He dedicado muchas horas al estudio de la historia del género y atesoro miles de grabaciones y no pocas anécdotas relatadas por mis mayores. En cambio, he visto en vivo a muy pocos intérpretes, he conversado ocasionalmente sólo con algunos de ellos y no he frecuentado a ninguno.
Desde esa distancia, tengo para cada especialidad ‒cantores, cancionistas, instrumentistas, directores, arregladores, autores, compositores‒ varias categorías de sentimientos: los que me gustan más, los que me gustan menos, los que no me gustan, los que me despiertan admiración, los que me causan simpatía, los que me generan respeto por su trayectoria o por su importancia aunque no me gusten.
Leopoldo Federico, fallecido anteayer a los 87 años, entra en varias de esas categorías.

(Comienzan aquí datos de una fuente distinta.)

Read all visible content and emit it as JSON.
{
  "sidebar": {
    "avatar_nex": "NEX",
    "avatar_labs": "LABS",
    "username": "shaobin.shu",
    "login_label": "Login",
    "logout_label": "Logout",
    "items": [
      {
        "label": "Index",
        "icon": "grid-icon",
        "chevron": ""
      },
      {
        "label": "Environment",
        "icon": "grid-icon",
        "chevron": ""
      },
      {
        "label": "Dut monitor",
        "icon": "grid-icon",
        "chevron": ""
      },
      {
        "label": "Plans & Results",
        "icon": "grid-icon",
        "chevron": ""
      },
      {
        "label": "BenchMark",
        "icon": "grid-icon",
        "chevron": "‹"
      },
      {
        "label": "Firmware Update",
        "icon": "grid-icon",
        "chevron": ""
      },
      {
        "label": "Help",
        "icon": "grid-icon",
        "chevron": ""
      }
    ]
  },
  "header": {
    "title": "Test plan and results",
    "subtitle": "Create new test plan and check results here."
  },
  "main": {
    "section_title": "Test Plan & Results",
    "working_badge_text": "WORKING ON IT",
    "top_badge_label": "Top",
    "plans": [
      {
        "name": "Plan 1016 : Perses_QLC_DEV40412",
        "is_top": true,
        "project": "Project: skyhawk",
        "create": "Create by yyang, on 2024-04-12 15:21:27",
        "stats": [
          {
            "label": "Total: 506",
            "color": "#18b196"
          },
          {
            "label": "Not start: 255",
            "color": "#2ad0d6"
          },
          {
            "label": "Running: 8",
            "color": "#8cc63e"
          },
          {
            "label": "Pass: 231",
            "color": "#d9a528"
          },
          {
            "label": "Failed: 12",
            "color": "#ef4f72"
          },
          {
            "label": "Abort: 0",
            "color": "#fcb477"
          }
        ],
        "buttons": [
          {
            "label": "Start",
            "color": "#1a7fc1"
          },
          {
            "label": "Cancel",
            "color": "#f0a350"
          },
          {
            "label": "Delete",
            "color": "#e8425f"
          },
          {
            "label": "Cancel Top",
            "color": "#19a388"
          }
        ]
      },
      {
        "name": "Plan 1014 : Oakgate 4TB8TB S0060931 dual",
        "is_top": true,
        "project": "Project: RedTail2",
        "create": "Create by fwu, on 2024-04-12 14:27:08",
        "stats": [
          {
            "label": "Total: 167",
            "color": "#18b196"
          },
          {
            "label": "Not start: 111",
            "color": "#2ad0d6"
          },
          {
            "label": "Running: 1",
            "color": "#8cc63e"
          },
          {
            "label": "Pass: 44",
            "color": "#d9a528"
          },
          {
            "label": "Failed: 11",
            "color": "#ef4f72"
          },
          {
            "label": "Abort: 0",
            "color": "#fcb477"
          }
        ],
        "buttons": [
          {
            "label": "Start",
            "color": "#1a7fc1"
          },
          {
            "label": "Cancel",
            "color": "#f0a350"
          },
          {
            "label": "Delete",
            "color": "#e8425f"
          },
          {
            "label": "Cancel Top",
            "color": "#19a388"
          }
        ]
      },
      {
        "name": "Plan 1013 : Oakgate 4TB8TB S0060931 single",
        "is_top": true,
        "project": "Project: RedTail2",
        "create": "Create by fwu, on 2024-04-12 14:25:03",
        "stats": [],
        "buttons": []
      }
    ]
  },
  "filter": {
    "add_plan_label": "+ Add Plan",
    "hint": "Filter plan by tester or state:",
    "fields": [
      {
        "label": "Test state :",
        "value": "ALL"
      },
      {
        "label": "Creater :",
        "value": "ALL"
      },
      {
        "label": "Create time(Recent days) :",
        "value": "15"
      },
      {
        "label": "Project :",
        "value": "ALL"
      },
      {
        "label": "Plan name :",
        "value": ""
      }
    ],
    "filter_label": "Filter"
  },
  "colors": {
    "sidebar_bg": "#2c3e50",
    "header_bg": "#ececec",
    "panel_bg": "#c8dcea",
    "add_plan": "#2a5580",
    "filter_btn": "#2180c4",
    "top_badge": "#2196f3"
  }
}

Es de los que me gustan como compositor, director e intérprete del bandoneón. Me despierta admiración por sus tozudas ganas de tocar el fueye durante 70 años y ‒lo que creo más meritorio porque era lo más difícil‒ asumir los riesgos de mantener una orquesta completa prácticamente hasta el fin de sus días.
Me genera respeto por su importancia porque fue, sobre todo en la época en que acompañó con su agrupación a Julio Sosa, una de las contadísimas figuras que le aportó algún aire nuevo a un género que agonizaba por su falta de renovación y la competencia de otros ritmos, y a mediados de los 80 estuvo entre los que lo resucitaron.
Y me genera simpatía e incluso afecto ‒aunque sólo recuerdo haber conversado un rato con él durante el velatorio de una tía, hace casi 30 años‒ porque era buen compañero y amigo, según me aseguró siempre mi tío Daniel, que trabajó muchos años con él, tanto a la par, cuando ambos integraban la fila de bandoneones de la orquesta estable del Canal 11, como subordinado, en la orquesta del Gordo, a quien acompañó en su primera gira por Japón, en 1976. Y debe de haberlo sido, nomás. Si no, ¿a quién se le ocurre ponerse al frente de la lucha por los derechos de sus colegas, durante tanto tiempo y hasta tan avanzada edad, en la Asociación Argentina de Intérpretes?
Como me ocurrió cuando falleció mi admirada Nelly Omar, quien durante tantos años obsequió su amistad a mis padres, con la partida de Leopoldo Federico sentí que se fue alguien que, además de formar parte imprescindible de la historia del tango, tiene también un lugar en mi historia familiar.